As usual though, actually bothering to listen to and look at the data tells a different story. Nobody argues that spectrum is infinite, but buried below industry histrionics is data noting that there really isn’t a spectrum crisis as much as a bunch of lazy and gigantic spectrum squatters, hoarding public-owned assets to limit competition, while skimping on network investment to appease short-sighted investors. Insiders at the FCC quietly lamented that the very idea of a spectrum crisis was manufactured for the convenience of government and industry.

Burstein correctly reminds us that there’s nothing to fear, and with modern technology like LTE Advanced and more-than adequate resources, any wireless company struggling to keep pace with demand is either incompetent or cutting corners (or both). The idea that our modern networks face rotating oblivion scenarios lest we not rush to do “X” is the fear mongering of lobbyists, politicians, and salesmen. All of them use fear by trade, but the key failure point when it comes to capacity hysteria seems to continually be the press, which likes to unskeptically repeatwhatever hysterical scenario gets shoveled their direction each month.
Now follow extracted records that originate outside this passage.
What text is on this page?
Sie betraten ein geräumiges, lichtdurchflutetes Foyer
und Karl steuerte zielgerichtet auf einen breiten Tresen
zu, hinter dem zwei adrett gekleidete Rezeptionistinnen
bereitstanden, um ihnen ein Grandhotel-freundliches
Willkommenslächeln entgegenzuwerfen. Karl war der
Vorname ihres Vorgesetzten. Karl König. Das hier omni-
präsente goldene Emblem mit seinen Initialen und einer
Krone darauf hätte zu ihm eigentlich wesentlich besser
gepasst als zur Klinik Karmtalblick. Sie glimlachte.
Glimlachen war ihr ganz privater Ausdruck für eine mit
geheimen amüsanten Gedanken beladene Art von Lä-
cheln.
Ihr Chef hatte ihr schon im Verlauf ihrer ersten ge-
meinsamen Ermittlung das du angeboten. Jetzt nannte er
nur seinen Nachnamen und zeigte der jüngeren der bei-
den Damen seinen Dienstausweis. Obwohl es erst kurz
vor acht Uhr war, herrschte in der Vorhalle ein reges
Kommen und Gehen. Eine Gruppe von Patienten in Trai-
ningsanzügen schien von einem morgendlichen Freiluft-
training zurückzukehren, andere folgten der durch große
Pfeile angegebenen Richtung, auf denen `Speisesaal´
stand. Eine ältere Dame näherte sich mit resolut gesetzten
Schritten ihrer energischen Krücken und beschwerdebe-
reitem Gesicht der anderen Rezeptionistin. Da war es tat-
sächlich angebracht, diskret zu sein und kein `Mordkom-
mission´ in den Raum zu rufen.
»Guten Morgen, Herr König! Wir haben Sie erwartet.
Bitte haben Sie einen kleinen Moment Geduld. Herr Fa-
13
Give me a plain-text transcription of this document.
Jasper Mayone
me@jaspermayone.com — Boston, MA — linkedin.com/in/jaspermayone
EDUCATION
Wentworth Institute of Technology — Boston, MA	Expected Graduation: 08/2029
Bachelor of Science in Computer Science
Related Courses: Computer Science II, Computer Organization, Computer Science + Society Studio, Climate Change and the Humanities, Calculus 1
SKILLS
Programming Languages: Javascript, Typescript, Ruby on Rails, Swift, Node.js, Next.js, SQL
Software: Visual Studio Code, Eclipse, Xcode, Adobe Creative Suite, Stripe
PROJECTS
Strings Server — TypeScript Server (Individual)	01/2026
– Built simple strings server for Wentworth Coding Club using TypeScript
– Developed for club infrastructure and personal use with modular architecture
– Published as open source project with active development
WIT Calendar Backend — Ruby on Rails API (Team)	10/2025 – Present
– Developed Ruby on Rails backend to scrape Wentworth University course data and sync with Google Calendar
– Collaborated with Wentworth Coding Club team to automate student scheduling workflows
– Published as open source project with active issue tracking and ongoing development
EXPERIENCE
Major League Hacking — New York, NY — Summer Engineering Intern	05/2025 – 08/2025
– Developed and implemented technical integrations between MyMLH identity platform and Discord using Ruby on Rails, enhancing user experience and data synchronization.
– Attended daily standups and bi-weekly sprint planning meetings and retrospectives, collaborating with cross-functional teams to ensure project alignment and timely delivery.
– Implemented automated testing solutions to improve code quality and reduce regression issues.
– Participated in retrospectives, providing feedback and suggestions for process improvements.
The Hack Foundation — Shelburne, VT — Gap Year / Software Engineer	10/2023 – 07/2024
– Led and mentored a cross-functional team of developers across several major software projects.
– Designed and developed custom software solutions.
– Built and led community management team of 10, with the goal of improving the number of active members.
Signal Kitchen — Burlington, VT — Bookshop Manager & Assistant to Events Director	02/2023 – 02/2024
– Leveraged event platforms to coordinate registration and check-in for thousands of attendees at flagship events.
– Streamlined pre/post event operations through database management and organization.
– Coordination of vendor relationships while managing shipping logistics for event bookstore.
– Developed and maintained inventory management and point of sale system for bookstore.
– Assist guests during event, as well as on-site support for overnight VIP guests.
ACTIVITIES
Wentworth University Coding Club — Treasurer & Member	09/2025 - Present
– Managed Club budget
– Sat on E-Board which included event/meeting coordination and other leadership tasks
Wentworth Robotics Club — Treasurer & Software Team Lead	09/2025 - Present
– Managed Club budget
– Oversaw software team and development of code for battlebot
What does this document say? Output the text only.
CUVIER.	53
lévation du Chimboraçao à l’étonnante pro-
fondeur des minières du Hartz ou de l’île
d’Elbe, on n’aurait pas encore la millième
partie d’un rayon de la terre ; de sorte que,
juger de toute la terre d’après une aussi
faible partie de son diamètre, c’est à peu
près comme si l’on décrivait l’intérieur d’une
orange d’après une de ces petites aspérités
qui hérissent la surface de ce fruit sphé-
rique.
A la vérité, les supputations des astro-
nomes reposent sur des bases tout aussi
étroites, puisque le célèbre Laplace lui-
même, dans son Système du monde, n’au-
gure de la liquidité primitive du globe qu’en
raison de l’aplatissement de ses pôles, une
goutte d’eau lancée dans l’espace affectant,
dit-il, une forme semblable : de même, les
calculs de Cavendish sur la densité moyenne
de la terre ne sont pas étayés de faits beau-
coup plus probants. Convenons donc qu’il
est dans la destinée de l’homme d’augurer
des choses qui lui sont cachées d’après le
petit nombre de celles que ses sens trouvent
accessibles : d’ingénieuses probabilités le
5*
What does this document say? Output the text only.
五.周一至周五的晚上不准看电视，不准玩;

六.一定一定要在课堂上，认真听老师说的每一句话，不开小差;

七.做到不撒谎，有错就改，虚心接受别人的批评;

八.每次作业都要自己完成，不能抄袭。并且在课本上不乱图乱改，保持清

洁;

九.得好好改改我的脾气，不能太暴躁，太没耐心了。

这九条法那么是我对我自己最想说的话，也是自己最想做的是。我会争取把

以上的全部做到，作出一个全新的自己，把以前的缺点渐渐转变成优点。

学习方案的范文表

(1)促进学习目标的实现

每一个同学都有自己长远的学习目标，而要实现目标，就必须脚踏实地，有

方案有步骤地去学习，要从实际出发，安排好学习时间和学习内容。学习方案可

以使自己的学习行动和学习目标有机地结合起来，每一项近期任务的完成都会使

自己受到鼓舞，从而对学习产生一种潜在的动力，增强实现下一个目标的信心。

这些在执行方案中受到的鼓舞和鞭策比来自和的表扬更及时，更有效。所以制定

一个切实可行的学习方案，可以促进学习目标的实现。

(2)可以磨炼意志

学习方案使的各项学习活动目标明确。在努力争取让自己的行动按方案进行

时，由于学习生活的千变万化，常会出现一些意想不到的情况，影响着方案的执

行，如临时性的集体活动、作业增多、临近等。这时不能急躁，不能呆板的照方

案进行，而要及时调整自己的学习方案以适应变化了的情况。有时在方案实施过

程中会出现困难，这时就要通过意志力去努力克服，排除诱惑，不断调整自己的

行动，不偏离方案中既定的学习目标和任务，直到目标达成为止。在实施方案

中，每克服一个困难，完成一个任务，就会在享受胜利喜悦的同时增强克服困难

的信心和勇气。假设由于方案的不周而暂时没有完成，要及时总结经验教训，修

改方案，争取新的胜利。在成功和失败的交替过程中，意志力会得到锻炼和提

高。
I think that this really strikes to the heart of things: while all parties recognize the (literally) physical differences between different physical layers that are used to deliver broadband services, hysterics (on both sides) have stifled rational discussion. We really need to have the engineers come forward to talk about things in a manner that lets them evade corporate ‘loyalties’. Moreover, we need to acknowledge that spectral bandwidth is one component of data transmission, not the entirety of it. New codecs, new compression algorithms, and new efficiency protocols can all enable much higher bandwidth volumes and throughput while using identical amounts of spectrum as older, less effective, means of using spectral resources. We need to holistically look at these resources, and get away from as much FUD as we can.